Growing up, only a small group of my peers looked like me. I remember the girls who were paler than me and had lighter hair. They were always happier than me, living in a big house surrounded by a white picket fence. They were always favoured by other students — the popular kids with many friends and the types of girls that boys liked, while I felt invisible. I downloaded Instagram when I was a teenager, which made me realize that Eurocentric features were the beauty standard as I scrolled through my feed of popular celebrities — all white or lighter-skinned. I saw what my people were called on social media based on our skin colour: terrorists, cow worshippers or smelly. There was always an underlying tone to these so-called jokes, as if they truly perceived my people to be like that. These “jokes” left deep-rooted scars.


In a world plagued by patriarchy and misogyny, women are often valued by their appearance. It is no surprise that young girls are brought up to aspire to fit society’s standards of beauty — a white standard of beauty. We idolize characters like Barbie who construct this idea that we need to be skinny, have fair skin and straight hair.

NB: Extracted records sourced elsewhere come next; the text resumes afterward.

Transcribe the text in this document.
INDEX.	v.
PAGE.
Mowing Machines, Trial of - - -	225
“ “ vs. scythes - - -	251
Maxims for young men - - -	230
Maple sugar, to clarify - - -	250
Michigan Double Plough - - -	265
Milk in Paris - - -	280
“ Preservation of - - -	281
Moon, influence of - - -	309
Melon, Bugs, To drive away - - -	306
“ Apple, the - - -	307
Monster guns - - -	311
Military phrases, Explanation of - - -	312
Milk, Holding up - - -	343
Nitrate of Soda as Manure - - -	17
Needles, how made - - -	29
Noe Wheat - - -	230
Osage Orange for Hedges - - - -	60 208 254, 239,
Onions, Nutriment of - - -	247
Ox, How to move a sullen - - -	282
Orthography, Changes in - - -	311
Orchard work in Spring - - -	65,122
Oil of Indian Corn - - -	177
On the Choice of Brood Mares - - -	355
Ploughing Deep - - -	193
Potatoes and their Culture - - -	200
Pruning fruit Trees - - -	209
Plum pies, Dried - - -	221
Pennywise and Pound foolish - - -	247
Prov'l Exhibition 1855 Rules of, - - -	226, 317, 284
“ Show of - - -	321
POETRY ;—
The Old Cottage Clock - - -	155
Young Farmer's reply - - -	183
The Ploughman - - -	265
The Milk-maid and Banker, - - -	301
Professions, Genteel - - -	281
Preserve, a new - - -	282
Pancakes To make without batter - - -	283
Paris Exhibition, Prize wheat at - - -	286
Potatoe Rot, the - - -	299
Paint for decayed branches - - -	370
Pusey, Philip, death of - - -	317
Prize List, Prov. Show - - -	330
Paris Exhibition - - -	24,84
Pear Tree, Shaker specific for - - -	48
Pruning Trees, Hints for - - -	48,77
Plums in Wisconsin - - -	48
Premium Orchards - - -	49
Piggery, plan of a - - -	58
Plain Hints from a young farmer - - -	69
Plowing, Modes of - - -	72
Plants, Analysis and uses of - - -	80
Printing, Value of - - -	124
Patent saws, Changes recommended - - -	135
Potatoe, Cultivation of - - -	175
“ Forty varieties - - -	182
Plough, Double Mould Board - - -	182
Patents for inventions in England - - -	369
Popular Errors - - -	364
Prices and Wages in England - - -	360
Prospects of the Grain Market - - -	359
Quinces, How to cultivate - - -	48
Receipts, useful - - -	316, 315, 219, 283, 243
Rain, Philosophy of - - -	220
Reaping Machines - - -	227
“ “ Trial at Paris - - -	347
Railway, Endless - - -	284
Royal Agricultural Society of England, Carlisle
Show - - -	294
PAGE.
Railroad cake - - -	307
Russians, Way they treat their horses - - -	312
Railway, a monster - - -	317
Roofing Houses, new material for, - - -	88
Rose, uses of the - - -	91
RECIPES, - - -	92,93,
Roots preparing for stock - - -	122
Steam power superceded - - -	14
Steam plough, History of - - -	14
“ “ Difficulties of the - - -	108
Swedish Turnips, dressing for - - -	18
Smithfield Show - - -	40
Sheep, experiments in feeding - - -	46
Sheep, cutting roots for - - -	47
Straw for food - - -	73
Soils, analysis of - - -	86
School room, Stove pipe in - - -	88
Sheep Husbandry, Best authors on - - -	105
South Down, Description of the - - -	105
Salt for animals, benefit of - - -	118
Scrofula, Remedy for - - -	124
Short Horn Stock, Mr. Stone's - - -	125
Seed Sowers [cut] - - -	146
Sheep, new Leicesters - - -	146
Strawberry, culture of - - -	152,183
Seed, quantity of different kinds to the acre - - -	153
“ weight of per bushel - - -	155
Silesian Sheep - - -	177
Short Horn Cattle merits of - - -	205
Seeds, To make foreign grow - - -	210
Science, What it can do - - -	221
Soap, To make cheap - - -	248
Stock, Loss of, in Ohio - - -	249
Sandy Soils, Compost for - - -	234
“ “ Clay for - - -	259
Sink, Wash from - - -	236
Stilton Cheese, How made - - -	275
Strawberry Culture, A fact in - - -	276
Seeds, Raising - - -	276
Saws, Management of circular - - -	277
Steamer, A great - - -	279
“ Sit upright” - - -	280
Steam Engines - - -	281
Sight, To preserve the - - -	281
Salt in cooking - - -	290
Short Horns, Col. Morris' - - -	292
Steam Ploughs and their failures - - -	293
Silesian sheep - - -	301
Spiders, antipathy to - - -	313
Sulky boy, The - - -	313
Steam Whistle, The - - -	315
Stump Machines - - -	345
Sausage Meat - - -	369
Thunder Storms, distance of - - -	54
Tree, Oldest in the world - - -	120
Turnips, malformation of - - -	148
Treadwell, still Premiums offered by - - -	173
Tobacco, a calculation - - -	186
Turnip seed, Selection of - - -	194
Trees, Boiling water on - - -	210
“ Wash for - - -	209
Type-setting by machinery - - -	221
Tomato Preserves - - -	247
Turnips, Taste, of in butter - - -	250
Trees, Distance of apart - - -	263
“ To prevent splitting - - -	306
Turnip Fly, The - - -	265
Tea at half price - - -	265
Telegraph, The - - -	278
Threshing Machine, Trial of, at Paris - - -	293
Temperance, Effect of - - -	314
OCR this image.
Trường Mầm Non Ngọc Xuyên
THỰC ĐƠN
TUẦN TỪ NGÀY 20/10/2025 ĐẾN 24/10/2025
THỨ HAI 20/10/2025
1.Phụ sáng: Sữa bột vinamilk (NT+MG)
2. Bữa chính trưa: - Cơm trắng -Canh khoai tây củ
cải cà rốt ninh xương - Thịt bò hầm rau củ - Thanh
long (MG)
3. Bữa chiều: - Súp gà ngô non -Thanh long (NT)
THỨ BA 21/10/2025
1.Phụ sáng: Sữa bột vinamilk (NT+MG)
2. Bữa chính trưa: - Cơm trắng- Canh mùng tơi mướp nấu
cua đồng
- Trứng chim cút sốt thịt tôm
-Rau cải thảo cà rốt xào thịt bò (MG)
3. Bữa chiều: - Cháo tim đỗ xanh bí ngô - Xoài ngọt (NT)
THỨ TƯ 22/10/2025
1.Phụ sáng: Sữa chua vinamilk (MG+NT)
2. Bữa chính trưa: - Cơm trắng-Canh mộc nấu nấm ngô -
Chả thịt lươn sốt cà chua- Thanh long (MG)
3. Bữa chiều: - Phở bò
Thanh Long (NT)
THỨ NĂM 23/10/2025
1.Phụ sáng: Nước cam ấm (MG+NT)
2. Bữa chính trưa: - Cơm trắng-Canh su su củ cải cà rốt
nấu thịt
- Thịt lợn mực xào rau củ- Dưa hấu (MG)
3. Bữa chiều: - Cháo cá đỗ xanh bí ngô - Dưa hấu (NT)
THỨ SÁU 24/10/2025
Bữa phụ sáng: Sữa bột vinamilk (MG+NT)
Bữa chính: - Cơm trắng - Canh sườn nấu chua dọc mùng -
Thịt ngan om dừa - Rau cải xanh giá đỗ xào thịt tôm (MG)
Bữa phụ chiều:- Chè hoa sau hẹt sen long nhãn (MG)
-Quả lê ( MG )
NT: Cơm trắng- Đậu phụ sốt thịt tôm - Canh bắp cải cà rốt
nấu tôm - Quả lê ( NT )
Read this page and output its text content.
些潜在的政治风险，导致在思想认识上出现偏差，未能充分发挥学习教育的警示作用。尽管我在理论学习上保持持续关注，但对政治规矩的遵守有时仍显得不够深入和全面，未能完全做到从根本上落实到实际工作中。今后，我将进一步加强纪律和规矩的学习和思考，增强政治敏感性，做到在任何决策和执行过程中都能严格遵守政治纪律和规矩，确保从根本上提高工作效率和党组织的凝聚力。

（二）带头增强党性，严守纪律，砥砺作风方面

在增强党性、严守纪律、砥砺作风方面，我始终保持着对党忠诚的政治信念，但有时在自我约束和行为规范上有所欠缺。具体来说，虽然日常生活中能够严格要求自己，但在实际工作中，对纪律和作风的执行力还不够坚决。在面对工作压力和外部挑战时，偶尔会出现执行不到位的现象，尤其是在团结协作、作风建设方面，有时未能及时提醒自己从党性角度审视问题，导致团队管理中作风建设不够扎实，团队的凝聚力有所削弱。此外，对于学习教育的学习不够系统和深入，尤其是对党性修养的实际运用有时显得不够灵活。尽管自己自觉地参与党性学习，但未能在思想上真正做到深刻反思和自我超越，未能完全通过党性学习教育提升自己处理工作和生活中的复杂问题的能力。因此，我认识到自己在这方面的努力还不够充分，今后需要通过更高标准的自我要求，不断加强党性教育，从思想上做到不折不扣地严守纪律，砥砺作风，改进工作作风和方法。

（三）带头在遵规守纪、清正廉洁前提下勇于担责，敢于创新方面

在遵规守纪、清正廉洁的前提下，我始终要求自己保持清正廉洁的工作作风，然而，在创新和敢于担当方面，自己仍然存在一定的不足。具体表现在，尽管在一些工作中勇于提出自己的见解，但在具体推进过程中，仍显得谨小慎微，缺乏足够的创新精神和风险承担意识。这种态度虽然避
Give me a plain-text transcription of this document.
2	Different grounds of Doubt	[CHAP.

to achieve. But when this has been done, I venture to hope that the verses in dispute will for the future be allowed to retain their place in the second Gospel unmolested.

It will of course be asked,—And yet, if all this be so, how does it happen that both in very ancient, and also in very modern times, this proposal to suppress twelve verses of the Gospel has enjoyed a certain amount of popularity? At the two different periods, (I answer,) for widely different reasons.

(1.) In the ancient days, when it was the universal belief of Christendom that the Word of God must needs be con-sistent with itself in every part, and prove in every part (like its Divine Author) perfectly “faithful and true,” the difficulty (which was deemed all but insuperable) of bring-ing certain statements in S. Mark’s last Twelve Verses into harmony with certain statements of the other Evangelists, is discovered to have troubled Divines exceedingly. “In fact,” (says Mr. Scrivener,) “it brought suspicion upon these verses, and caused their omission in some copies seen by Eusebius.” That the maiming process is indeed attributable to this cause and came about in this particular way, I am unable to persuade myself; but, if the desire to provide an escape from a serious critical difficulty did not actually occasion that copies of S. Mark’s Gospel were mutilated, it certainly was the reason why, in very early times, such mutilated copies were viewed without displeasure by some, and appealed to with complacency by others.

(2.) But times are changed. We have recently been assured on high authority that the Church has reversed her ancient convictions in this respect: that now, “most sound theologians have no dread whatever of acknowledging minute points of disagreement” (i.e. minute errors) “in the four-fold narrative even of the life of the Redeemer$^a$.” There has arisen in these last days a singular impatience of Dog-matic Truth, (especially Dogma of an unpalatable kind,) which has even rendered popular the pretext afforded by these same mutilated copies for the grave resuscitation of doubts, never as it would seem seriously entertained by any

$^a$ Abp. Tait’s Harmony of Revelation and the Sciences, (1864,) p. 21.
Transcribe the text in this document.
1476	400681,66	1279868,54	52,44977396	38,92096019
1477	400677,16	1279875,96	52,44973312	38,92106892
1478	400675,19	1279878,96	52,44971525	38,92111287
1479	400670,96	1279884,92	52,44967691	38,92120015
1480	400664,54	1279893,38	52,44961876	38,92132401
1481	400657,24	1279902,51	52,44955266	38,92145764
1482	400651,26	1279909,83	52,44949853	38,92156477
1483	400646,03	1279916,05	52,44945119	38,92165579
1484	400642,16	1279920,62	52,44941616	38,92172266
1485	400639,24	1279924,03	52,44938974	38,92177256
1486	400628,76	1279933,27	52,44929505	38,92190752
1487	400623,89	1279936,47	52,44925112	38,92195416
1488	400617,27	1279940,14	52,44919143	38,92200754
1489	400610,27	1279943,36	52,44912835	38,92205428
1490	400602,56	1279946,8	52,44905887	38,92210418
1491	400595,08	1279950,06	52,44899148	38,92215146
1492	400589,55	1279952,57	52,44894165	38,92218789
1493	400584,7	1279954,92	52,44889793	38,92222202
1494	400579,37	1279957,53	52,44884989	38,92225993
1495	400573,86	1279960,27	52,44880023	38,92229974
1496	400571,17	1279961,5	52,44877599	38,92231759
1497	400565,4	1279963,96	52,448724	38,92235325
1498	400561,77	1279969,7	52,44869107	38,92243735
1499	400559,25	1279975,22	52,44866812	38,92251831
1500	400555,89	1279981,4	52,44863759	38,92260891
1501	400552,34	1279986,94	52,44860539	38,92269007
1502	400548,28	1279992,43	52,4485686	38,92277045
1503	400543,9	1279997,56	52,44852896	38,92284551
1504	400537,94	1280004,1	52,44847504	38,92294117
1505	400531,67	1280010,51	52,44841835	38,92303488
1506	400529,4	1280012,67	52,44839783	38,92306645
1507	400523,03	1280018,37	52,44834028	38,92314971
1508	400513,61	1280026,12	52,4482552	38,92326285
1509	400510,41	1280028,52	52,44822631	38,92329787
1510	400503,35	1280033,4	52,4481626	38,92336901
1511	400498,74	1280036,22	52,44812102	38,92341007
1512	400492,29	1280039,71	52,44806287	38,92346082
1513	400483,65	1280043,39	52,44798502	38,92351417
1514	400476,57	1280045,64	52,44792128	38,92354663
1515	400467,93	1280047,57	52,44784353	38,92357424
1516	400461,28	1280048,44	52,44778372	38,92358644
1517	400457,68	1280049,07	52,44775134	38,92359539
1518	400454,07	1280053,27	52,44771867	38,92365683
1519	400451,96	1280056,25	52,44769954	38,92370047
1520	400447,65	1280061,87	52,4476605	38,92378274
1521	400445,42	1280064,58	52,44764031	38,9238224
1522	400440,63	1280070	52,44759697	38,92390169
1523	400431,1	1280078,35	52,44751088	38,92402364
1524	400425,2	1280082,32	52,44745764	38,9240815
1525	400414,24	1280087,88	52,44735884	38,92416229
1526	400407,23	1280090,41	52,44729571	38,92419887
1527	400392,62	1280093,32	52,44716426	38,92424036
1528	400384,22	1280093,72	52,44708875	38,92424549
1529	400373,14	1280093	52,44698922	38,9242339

I owned two Barbie dolls as a child — one white-skinned and the other brown. I would get mad and pick fights with my sister when she left me to play with the brown doll. When I look back on that memory, I feel disgusted. I am ashamed of myself for the thoughts I had. I looked like that doll, and yet, the doll was ugly to me. I was a child no older than six, and I already felt like my appearance had no worth.


I was taught by society that I needed white beauty to have worth, and for a long time, I was so focused on trying to achieve that goal. I would dwell on things I could never change about myself. I would compare myself to every girl who looked nothing like me. I hated that my skin was brown instead of white, and my eyes were brown instead of blue. Looking back, it breaks my heart to see how I strongly believed I wasn’t beautiful, to remember how I cried myself to sleep every night.


As I grew older, I finally started to see my mother’s beauty. How she gave everything up just to protect her children and how she was still true to herself through it all. I wanted to be strong like her. I forced myself to stop caring about beauty standards because they don’t determine my worth. It was hard at first to give up a version of myself I carried around for so long. I was saying goodbye to a piece of myself. Even now, there are still days where I am consumed by my thoughts and fall back into destructive habits.


When I look in the mirror, I see the face of my mother. My mother, who did everything she could for her children in order for them to have a better life. She endured every rude remark, every judgemental stare and every scar. Yet she faced it all and it somehow made her stronger. She put on a brave face for her children's sake. I see the golden eyes, the raven hair, I see the beauty I deprived myself of for so many years.